PP-810: cgroups v2 with systemd
Note: This page updates information from the original cgroup design in PP-325
Overview
The release of cgroups v2 in the Linux kernel combined with the adoption of systemd style service management in most popular Linux distros means that the cgroup hook in PBS Pro must be updated to support new capabilities. This document describes the interface changes that will be introduced.
Interface 1:
Synopsis: cgroup.cpuset.exclude_cpus
Detail: Allow administrator to exclude cores from being assigned to jobs by adding numeric entries to a JSON list within the cpuset section of the cgroup hook configuration file. This setting impacts the creation of vnodes when vnode_per_numa_node is set to true. When vnodes are created, their core count (resources_available.ncpus) is reduced accordingly. When vnode_per_numa_node is false, the excluded CPUs apply to the node itself. The core count (resources_available.ncpus) of the node itself is reduced in this case.
Default: Empty list, no CPUs excluded
Example:
exclude_cpus
"cpuset" : { "enabled" : true, "exclude_cpus" : [0, 8], "exclude_hosts" : ["node004"], "exclude_vntypes" : ["green_node"] },
Interface 2:
Synopsis: cgroup.cpuset.mem_fences
Detail: Allow administrator to prevent cgroup hook from binding jobs to NUMA nodes. This prevents the hook from writing values to cpuset.mems in the cpuset subsystem.
Default: True, cgroup hook will write values to cpuset.mems.
Example:
mem_fences
"cpuset" : { "enabled" : true, "mem_fences" : true, "exclude_hosts" : ["node004"], "exclude_vntypes" : ["green_node"] },
Interface 3:
Synopsis: cgroup.cpuset.mem_hardwall
Detail: Allow administrator to override the value of cpuset.mem_hardwall. The RedHat documentation discribes this as:
Default: False (zero)
Example:
mem_hardwall
"cpuset" : { "enabled" : true, "mem_hardwall" : false, "exclude_hosts" : ["node004"], "exclude_vntypes" : ["green_node"] },
Interface 4:
Synopsis: cgroup.cpuset.memory_spread_page
Detail: Allow administrator to override the value of cpuset.memory_spread_page.
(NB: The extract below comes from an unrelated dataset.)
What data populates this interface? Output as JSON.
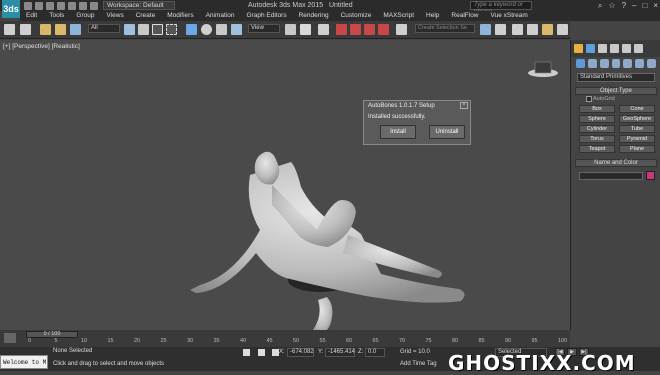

The RedHat documentation discribes this as:
Default: False (zero)
Example:
memory_spread_page
"cpuset" : { "enabled" : true, "memory_spread_page" : false, "exclude_hosts" : ["node004"], "exclude_vntypes" : ["green_node"] },
Upgrading PBS Pro with cgroup hook:
Migrating from versions of PBS Pro prior to 18.2 on systems that utilize systemd will leave behind subdirectories that the older cgroups hook had created.
The presence of these directories is not harmful to newer versions of the cgroups hook.
These directories will no longer be present after a reboot. The cgroups hook creates new directories when the exechost_startup event is handled.